November Week 3: Non-Accidental Trauma

Asnes A, et al. Managing Child Abuse: General Principles. Peds in Review. 2010;31;47-55
Sirotnak A, et al. Physical Abuse of Children. Peds in Review. 2004:25;264-277

Case 1:
An 18 month old boy follows up with you after ER visit for acute leg pain after a fall. The parents state the child was in the living room playing alone when they heard him crying. He was inconsolable and parents took him to the ER about 1 hour later. Xray in the ER revealed a nondisplaced spiral fracture of the distal tibia.

What other questions would you ask? What aspects of an injury history are more suspicious for abuse? 
Do you think this injury is more likely abuse or more likely accidental?
Besides a thorough history, what else is important to document at this visit?

Case 2:
You are seeing an 18 month old girl on your ER rotation who is coming in for left leg pain. Her mom reports she was jumping on her brother’s bed this morning and fell off 2 feet to the floor. She has refused to bear weight since then. Xray reveals an acute nondisplaced femur fracture. You order a skeletal survey which shows corner fracture of right medial distal femur and 2 healing fractures of left ribs.
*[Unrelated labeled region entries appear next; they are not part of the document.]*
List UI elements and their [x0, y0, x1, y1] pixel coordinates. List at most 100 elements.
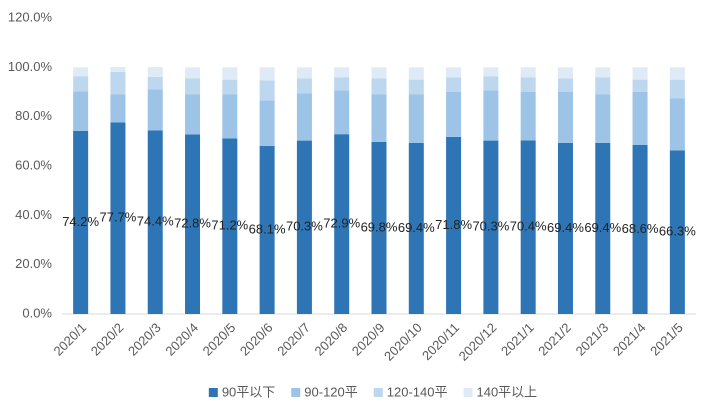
- x-tick-label: 2020/3: [125, 320, 164, 359]
- x-tick-label: 2021/2: [535, 320, 574, 359]
- value-label: 72.9%: [323, 216, 360, 231]
- bar-segment: [595, 142, 611, 314]
- bar-segment: [371, 67, 387, 79]
- y-tick-label: 100.0%: [8, 59, 53, 74]
- value-label: 68.6%: [622, 221, 659, 236]
- bar-segment: [259, 146, 275, 314]
- bar-segment: [595, 67, 611, 78]
- bar-segment: [185, 67, 201, 79]
- bar-segment: [73, 130, 89, 314]
- bar-segment: [334, 90, 350, 135]
- legend-label: 90-120平: [304, 384, 357, 399]
- legend: 90平以下 90-120平 120-140平 140平以上: [208, 384, 537, 399]
- x-tick-label: 2020/4: [162, 320, 201, 359]
- bar-segment: [259, 80, 275, 101]
- bar-segment: [222, 94, 238, 139]
- bar-segment: [446, 67, 462, 78]
- bar-segment: [371, 141, 387, 314]
- bar-segment: [408, 142, 424, 314]
- bar-segment: [147, 67, 163, 77]
- bar-segment: [632, 144, 648, 314]
- bar-segment: [334, 134, 350, 314]
- bar-segment: [222, 138, 238, 314]
- bar-segment: [110, 122, 126, 314]
- bar-segment: [334, 67, 350, 78]
- value-label: 68.1%: [249, 221, 286, 236]
- value-label: 74.4%: [137, 214, 174, 229]
- bar-segment: [446, 77, 462, 92]
- bar-segment: [520, 140, 536, 314]
- x-tick-label: 2021/1: [498, 320, 537, 359]
- bar-segment: [669, 98, 685, 151]
- legend-swatch: [208, 388, 218, 397]
- bar-segment: [408, 67, 424, 80]
- bar-segment: [632, 79, 648, 92]
- y-tick-label: 120.0%: [8, 9, 53, 24]
- x-tick-label: 2020/7: [274, 320, 313, 359]
- x-tick-label: 2020/2: [88, 320, 127, 359]
- bar-segment: [147, 130, 163, 314]
- bar-segment: [408, 94, 424, 143]
- bar-segment: [632, 92, 648, 145]
- bar-segment: [632, 67, 648, 80]
- bar-segment: [669, 150, 685, 314]
- value-label: 70.4%: [510, 219, 547, 234]
- bar-segment: [222, 67, 238, 80]
- value-label: 72.8%: [174, 216, 211, 231]
- bar-segment: [296, 67, 312, 79]
- legend-label: 90平以下: [222, 384, 275, 399]
- x-tick-label: 2020/1: [50, 320, 89, 359]
- x-tick-label: 2020/8: [312, 320, 351, 359]
- bar-segment: [557, 67, 573, 79]
- x-tick-label: 2020/6: [237, 320, 276, 359]
- bar-segment: [520, 92, 536, 141]
- value-label: 77.7%: [100, 210, 137, 225]
- bar-segment: [73, 76, 89, 92]
- bar-segment: [371, 78, 387, 95]
- legend-swatch: [373, 388, 383, 397]
- bar-segment: [446, 92, 462, 137]
- value-label: 69.4%: [547, 220, 584, 235]
- x-tick-label: 2020/5: [200, 320, 239, 359]
- value-label: 69.8%: [361, 219, 398, 234]
- bar-segment: [669, 67, 685, 80]
- legend-swatch: [463, 388, 473, 397]
- value-label: 69.4%: [398, 220, 435, 235]
- bar-segment: [483, 67, 499, 77]
- value-label: 66.3%: [659, 224, 696, 239]
- bar-segment: [185, 94, 201, 135]
- value-label: 70.3%: [472, 219, 509, 234]
- bar-segment: [334, 77, 350, 91]
- value-label: 69.4%: [584, 220, 621, 235]
- bar-segment: [446, 136, 462, 314]
- x-tick-label: 2021/5: [647, 320, 686, 359]
- bar-segment: [73, 67, 89, 77]
- bar-segment: [259, 100, 275, 147]
- bar-segment: [147, 89, 163, 131]
- bar-segment: [669, 79, 685, 99]
- value-label: 71.2%: [211, 218, 248, 233]
- legend-label: 120-140平: [387, 384, 448, 399]
- bar-segment: [185, 78, 201, 95]
- bar-segment: [595, 94, 611, 143]
- bar-segment: [296, 140, 312, 314]
- value-label: 71.8%: [435, 217, 472, 232]
- x-tick-label: 2020/10: [381, 320, 425, 364]
- bar-segment: [296, 93, 312, 141]
- bar-segment: [483, 90, 499, 141]
- legend-swatch: [291, 388, 301, 397]
- bar-segment: [483, 76, 499, 91]
- x-tick-label: 2020/11: [419, 320, 462, 363]
- y-tick-label: 80.0%: [15, 108, 52, 123]
- bar-segment: [222, 79, 238, 95]
- value-label: 70.3%: [286, 219, 323, 234]
- bar-segment: [557, 78, 573, 92]
- bar-segment: [110, 72, 126, 95]
- y-tick-label: 20.0%: [15, 256, 52, 271]
- bar-segment: [185, 134, 201, 314]
- bar-segment: [483, 140, 499, 314]
- bar-segment: [408, 79, 424, 95]
- legend-label: 140平以上: [476, 384, 537, 399]
- y-tick-label: 40.0%: [15, 207, 52, 222]
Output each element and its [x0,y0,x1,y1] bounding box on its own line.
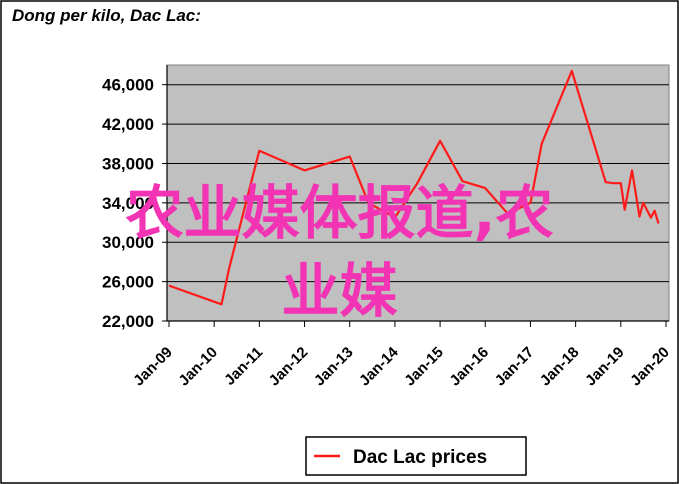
overlay-text-line-1: 农业媒体报道,农 [125,179,554,247]
plot-area [166,64,670,322]
y-tick-label: 22,000 [102,312,154,331]
y-tick-label: 38,000 [102,154,154,173]
series-line-dac-lac-prices [168,69,660,306]
y-tick-label: 26,000 [102,273,154,292]
legend: Dac Lac prices [305,436,527,476]
legend-box [305,436,527,476]
y-tick-label: 42,000 [102,115,154,134]
series-layer [168,69,660,306]
chart-title: Dong per kilo, Dac Lac: [12,6,201,25]
overlay-text-line-2: 业媒 [281,257,398,325]
y-tick-label: 30,000 [102,233,154,252]
y-tick-label: 34,000 [102,194,154,213]
legend-label: Dac Lac prices [353,447,487,468]
y-tick-label: 46,000 [102,76,154,95]
y-axis: 22,000 26,000 30,000 34,000 38,000 42,000 46,0… [102,65,168,331]
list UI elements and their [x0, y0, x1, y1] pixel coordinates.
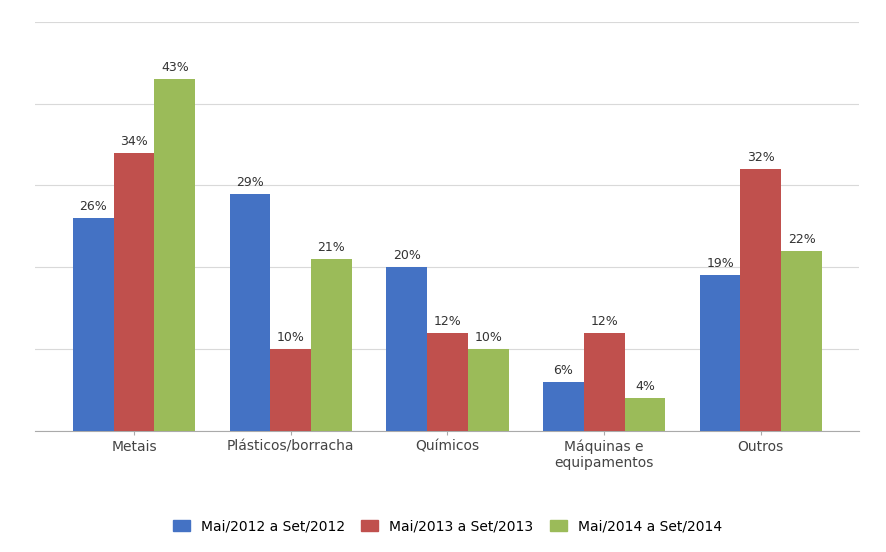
Text: 43%: 43% [161, 61, 189, 75]
Bar [700, 275, 741, 431]
Bar [584, 332, 625, 431]
Text: 22%: 22% [788, 233, 815, 246]
Bar [386, 267, 427, 431]
Bar [468, 349, 509, 431]
Text: 21%: 21% [317, 241, 346, 254]
Text: 19%: 19% [706, 257, 734, 270]
Bar [73, 218, 113, 431]
Bar [311, 259, 352, 431]
Bar [741, 169, 781, 431]
Text: 12%: 12% [590, 315, 618, 328]
Text: 32%: 32% [747, 151, 774, 164]
Text: 6%: 6% [554, 364, 573, 376]
Bar [781, 251, 822, 431]
Bar [543, 381, 584, 431]
Bar [113, 153, 154, 431]
Bar [270, 349, 311, 431]
Text: 10%: 10% [276, 331, 305, 344]
Bar [229, 194, 270, 431]
Text: 29%: 29% [236, 176, 264, 189]
Legend: Mai/2012 a Set/2012, Mai/2013 a Set/2013, Mai/2014 a Set/2014: Mai/2012 a Set/2012, Mai/2013 a Set/2013… [173, 519, 722, 533]
Text: 10%: 10% [474, 331, 502, 344]
Text: 12%: 12% [433, 315, 462, 328]
Text: 4%: 4% [635, 380, 655, 393]
Bar [154, 79, 195, 431]
Text: 20%: 20% [392, 250, 421, 262]
Text: 26%: 26% [80, 200, 107, 213]
Bar [625, 398, 665, 431]
Text: 34%: 34% [120, 135, 148, 148]
Bar [427, 332, 468, 431]
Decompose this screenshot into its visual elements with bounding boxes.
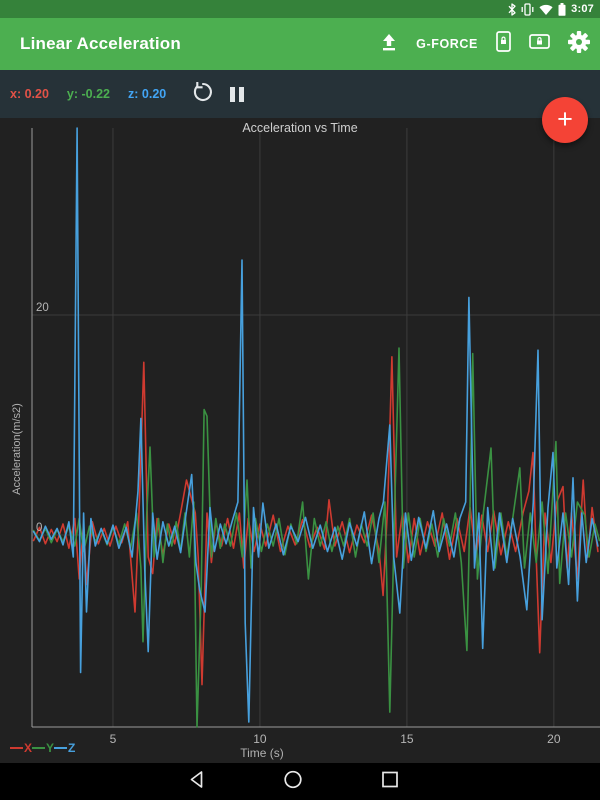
legend-item-x: X — [10, 741, 32, 755]
y-axis-title: Acceleration(m/s2) — [11, 403, 23, 495]
legend-label-y: Y — [46, 741, 55, 755]
bluetooth-icon — [508, 2, 516, 16]
legend-label-x: X — [24, 741, 33, 755]
appbar-actions: G-FORCE — [380, 18, 590, 70]
app-bar: Linear Acceleration G-FORCE — [0, 18, 600, 70]
x-value: x: 0.20 — [10, 87, 49, 101]
page-title: Linear Acceleration — [20, 34, 181, 53]
landscape-lock-icon — [529, 34, 550, 54]
recents-button[interactable] — [381, 770, 399, 793]
pause-button[interactable] — [230, 86, 245, 102]
legend-dash-x — [10, 747, 23, 749]
plus-icon: + — [557, 103, 573, 134]
reset-button[interactable] — [192, 81, 214, 108]
legend-item-y: Y — [32, 741, 54, 755]
status-bar: 3:07 — [0, 0, 600, 18]
status-icons: 3:07 — [508, 0, 594, 18]
back-icon — [190, 770, 203, 788]
legend-item-z: Z — [54, 741, 75, 755]
status-clock: 3:07 — [571, 3, 594, 15]
battery-icon — [558, 2, 566, 16]
chart-title: Acceleration vs Time — [242, 121, 358, 135]
home-icon — [284, 770, 302, 788]
upload-button[interactable] — [380, 33, 398, 56]
portrait-lock-icon — [496, 31, 511, 57]
reset-icon — [192, 81, 214, 108]
z-value: z: 0.20 — [128, 87, 167, 101]
recents-icon — [382, 771, 398, 787]
wifi-icon — [539, 4, 553, 15]
home-button[interactable] — [283, 769, 303, 794]
legend-dash-z — [54, 747, 68, 749]
pause-icon — [230, 86, 236, 102]
upload-icon — [380, 33, 398, 56]
x-axis-title: Time (s) — [240, 746, 284, 760]
legend-dash-y — [32, 747, 46, 749]
vibrate-icon — [521, 2, 534, 16]
add-button[interactable]: + — [542, 97, 588, 143]
landscape-lock-button[interactable] — [529, 34, 550, 54]
y-value: y: -0.22 — [66, 87, 111, 101]
sensor-toolbar: x: 0.20 y: -0.22 z: 0.20 — [0, 70, 600, 118]
chart-legend: X Y Z — [10, 741, 75, 755]
nav-bar — [0, 763, 600, 800]
gear-icon — [568, 30, 590, 58]
pause-icon — [239, 86, 245, 102]
back-button[interactable] — [187, 769, 205, 794]
gforce-button[interactable]: G-FORCE — [416, 37, 478, 51]
portrait-lock-button[interactable] — [496, 31, 511, 57]
chart-plot-area[interactable] — [0, 118, 600, 763]
settings-button[interactable] — [568, 30, 590, 58]
legend-label-z: Z — [68, 741, 76, 755]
What are risk factors for abuse? 
Which injuries are more likely to be sequelae of abuse? 
When should you report suspected abuse? When does abuse need to be reported immediately vs waiting a day or two? 
How do you report it? 
Who are mandatory reporters in the community? 
You meet with a CPS SW and a police officer who would like you to give the ages of the child’s fractures and bruises as well as who you think most likely inflicted the injuries. What do you tell them?